AS PUNDITS DEBATE how much the Trump administration’s penalties have contributed to Venezuela’s economic crisis and as European governments move forward with a plan to trade with Iran in the face of U.S. sanctions reimposed on the Islamic Republic, it’s time for some calm and straight talk about sanctions.
People who oppose putatively humanitarian military interventions are frequently charged with supporting genocidal tyrants. In the same way, people who oppose sanctions on disfavored regimes are often criticized as apologists for those regimes. Each charge is a non sequitur.
Suppose the American government sought to impose a general trade embargo on Bozarkia, a (fictional) country with a disturbing human rights record. No doubt some people would oppose the move because they happened to like the regime. But there would be good reasons to oppose sanctions on Bozarkia even if we found little or nothing to like about its government.
SANCTIONS ARE BAD news for the same reasons trade barriers of all kinds are bad news. After all, they’re designed to impede particular commercial relationships. If robust property rights are human rights that hold consistently across borders, and if these rights matter—because they promote prosperity, safeguard autonomy, reduce conflict, and so forth— then sanctions are obviously problematic, because they interfere with people’s rights to use their property as they see fit.

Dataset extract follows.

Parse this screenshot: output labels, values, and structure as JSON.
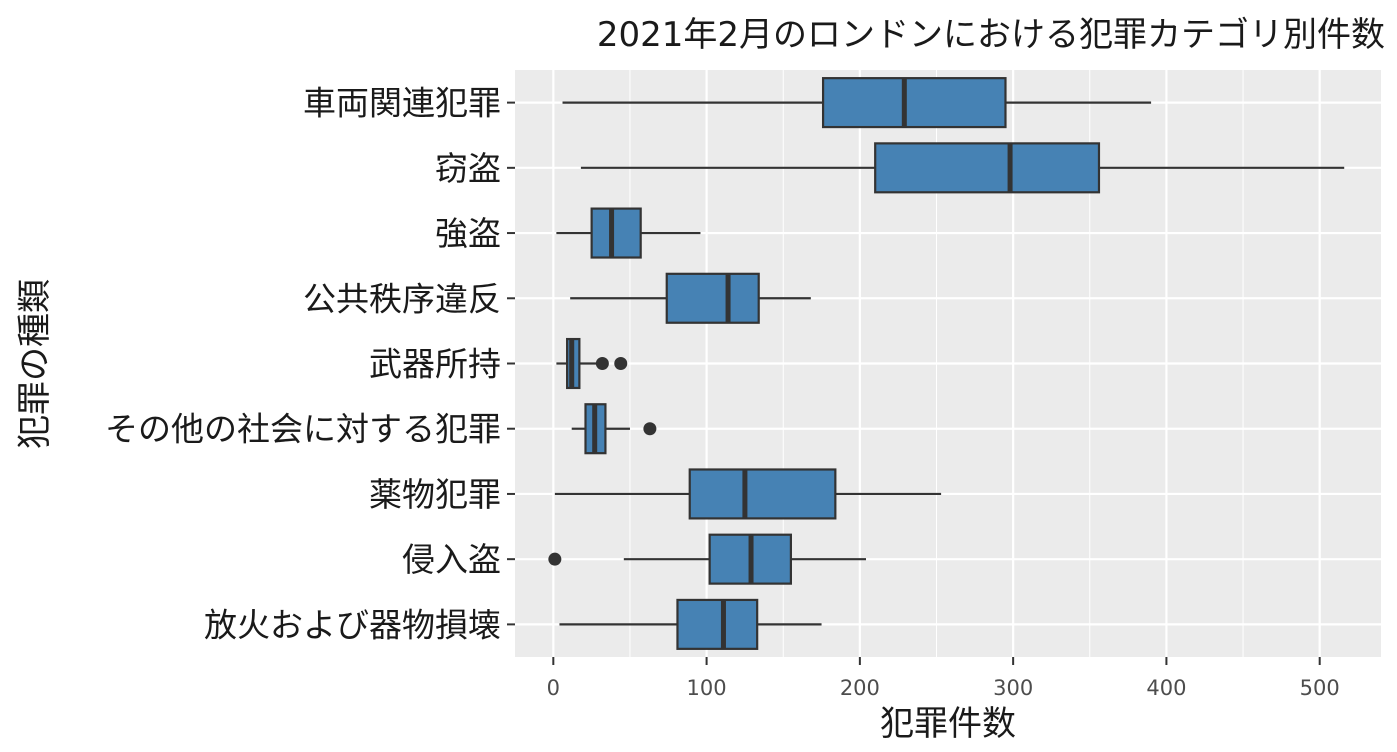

An embargo on Americans’ trade with Bozarkia would impede Americans’ own property rights. It would involve the threat of force against the property and bodies of people who trade with that country. It would also, obviously, prevent Bozarkians from making unconstrained choices about the use of their property. For anyone who sees strong property rights as foundational to people’s abilities to pursue their own projects, the obvious property-rights violations effected by sanctions should be sufficient to rule them out.